Randall Forsyth writes for Barron’s about the potential harm linked to new tariffs on foreign steel and aluminum.

Beyond the markets’ unsteady situation, the economics of the tariff decision are, at best, curious. Just as taxes were cut and spending was boosted—and as the economic expansion approached its ninth anniversary with the jobless rate at what’s generally considered full employment—the administration is imposing protectionist tariffs on a U.S. manufacturing sector that’s cooking. Last week, the Institute for Supply Management reported that its manufacturing gauge had hit a new high for the cycle in February, 60.8, up from 59.1 in January and far above the 50 mark that denotes expansion.

Trump’s decision “doesn’t rely on any economic argument and instead imposes trade restrictions on national security grounds,” observe Goldman Sachs economists in a research note. But that isn’t what got markets in a dither. “This could lead to other trading partners taking similar actions and could ultimately weaken the international trade conventions, like [World Trade Organization] rules, more generally,” they note.

In other words, a trade war. To which the president tweeted Friday, “trade wars are good” when the U.S. “is losing many billions of dollars with virtually every country it does business with.” If the U.S. has a deficit of $100 billion with a certain country, “don’t trade anymore—we win big. It’s easy!” …
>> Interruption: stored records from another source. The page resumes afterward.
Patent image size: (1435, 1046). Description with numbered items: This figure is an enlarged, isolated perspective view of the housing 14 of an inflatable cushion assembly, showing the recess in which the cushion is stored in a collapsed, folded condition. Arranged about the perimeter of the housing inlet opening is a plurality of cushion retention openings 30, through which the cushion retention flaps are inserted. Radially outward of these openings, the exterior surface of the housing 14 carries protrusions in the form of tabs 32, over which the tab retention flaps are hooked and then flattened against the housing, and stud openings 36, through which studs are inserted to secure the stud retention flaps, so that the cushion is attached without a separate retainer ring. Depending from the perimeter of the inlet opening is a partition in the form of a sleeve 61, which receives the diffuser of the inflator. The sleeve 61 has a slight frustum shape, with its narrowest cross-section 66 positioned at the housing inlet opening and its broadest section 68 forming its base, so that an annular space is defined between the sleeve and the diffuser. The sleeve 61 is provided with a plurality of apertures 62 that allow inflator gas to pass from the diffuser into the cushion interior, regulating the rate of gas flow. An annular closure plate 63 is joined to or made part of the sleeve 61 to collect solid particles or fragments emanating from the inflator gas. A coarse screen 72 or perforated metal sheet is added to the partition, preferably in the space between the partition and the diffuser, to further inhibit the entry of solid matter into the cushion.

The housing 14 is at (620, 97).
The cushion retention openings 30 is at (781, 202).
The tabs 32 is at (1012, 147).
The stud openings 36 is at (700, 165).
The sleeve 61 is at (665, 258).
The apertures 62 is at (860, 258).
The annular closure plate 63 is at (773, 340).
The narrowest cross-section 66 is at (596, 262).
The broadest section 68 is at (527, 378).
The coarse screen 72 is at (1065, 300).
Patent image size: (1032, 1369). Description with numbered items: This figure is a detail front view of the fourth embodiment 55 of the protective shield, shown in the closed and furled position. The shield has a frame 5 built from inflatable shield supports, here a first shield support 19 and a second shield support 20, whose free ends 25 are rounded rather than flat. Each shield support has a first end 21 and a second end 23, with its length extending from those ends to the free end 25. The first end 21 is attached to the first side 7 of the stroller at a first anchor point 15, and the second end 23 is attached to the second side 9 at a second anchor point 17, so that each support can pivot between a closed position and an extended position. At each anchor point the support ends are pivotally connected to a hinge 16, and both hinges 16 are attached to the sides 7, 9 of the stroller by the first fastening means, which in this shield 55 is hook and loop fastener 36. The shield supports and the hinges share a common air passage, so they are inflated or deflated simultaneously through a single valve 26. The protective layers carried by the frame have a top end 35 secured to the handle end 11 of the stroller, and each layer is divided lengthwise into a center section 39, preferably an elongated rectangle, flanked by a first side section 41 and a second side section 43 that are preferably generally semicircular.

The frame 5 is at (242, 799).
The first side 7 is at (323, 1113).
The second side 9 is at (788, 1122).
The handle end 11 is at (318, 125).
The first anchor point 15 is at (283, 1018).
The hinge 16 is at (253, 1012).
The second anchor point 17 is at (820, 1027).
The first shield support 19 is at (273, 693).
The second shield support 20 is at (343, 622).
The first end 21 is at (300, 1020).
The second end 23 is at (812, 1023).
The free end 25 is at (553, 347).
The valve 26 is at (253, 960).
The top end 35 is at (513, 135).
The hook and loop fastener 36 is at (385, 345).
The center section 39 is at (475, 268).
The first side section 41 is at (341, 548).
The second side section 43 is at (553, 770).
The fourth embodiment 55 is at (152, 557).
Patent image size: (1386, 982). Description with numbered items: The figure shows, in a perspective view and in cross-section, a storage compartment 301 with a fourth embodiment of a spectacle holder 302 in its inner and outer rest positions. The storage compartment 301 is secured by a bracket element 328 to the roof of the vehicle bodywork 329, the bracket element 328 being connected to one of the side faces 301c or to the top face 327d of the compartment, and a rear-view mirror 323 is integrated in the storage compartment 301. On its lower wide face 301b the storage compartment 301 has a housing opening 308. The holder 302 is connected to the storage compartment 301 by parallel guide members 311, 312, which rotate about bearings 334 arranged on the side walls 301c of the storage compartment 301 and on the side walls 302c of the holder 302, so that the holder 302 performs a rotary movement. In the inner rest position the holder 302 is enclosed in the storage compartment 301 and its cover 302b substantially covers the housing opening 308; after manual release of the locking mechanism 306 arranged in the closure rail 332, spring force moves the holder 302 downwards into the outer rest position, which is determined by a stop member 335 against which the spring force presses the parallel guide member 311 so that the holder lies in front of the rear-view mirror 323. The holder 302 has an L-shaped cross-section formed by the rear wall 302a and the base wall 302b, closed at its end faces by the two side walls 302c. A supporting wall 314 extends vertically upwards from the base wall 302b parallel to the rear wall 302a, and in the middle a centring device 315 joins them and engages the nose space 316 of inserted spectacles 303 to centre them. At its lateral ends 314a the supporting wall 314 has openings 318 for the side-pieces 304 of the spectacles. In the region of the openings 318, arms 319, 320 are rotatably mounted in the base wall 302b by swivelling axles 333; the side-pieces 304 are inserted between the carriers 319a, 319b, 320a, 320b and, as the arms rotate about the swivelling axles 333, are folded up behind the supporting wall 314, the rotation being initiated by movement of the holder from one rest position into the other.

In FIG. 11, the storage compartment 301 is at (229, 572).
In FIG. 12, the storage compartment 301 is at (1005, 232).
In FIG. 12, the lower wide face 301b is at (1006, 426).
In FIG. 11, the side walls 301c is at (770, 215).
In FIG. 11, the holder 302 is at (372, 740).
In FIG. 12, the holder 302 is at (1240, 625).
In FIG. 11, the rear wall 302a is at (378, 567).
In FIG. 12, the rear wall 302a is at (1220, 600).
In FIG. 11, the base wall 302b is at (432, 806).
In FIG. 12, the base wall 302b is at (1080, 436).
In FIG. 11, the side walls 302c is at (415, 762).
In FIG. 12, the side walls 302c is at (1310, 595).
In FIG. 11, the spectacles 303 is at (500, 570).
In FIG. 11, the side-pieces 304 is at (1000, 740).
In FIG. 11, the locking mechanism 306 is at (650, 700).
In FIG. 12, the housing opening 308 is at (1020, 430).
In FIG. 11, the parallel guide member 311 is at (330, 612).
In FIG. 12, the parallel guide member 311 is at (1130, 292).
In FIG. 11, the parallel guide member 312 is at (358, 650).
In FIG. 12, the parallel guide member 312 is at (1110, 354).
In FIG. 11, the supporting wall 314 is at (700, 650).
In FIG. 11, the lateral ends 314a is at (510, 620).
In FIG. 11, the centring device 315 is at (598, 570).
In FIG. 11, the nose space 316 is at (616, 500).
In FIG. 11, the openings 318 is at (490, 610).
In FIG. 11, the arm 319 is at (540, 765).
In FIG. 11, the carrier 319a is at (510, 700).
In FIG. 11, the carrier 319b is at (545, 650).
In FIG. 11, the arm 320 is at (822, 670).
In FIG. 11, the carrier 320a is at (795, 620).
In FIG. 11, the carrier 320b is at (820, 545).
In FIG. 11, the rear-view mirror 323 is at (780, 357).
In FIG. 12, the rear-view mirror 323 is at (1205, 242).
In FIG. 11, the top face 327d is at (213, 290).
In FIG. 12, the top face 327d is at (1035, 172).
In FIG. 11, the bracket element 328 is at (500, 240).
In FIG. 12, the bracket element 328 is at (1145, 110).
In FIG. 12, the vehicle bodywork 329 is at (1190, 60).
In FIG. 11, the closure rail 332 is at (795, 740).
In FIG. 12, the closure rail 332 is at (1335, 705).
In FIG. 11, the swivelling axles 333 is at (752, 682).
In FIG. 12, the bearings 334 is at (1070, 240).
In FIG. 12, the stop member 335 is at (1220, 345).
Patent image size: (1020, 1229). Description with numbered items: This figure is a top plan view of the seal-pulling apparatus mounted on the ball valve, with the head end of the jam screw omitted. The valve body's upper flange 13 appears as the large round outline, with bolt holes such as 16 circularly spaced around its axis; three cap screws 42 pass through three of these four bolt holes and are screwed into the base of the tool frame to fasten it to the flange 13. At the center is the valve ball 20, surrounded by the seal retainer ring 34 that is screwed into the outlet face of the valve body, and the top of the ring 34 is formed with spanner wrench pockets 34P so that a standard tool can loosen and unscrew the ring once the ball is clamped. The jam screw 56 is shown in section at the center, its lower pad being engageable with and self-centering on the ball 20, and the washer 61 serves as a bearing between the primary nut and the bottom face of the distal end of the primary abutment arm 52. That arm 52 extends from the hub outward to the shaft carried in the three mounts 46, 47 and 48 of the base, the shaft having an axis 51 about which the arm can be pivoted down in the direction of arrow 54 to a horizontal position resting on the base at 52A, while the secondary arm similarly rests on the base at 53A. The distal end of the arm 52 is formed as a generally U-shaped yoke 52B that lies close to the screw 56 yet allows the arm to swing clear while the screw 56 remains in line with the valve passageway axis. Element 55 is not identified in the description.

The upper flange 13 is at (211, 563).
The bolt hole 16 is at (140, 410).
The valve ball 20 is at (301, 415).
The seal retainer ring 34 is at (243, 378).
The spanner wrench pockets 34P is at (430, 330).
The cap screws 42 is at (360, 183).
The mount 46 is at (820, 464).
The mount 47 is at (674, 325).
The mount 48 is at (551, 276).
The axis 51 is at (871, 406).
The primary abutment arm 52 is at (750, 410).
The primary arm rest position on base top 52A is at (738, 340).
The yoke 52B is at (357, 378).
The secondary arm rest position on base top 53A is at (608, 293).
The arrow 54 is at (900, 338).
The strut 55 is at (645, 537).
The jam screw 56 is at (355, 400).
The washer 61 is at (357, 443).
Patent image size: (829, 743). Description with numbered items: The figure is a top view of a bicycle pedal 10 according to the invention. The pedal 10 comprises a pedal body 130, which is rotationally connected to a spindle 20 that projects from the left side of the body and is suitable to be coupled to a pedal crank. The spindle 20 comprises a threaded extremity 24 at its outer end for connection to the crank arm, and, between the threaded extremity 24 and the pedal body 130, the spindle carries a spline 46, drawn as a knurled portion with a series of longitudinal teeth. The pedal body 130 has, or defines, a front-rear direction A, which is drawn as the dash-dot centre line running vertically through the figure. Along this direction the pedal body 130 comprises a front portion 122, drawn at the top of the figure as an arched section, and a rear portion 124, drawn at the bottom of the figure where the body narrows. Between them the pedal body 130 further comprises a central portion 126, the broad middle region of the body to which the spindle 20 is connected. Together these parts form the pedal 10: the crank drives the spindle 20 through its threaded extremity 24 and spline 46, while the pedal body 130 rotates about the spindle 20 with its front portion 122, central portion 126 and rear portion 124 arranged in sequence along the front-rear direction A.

… That said, to use the highly technical jargon of John Ryding and Conrad DeQuadros of RDQ Economics, the tariffs “are a really dumb idea.”

“The users of steel will be disadvantaged by the rise in the price of steel and potential retaliation,” they continue. Payrolls of steel and aluminum producers totaled 203,000 in January, compared with an estimated 6.5 million in industries that use steel, such as automobile production and construction.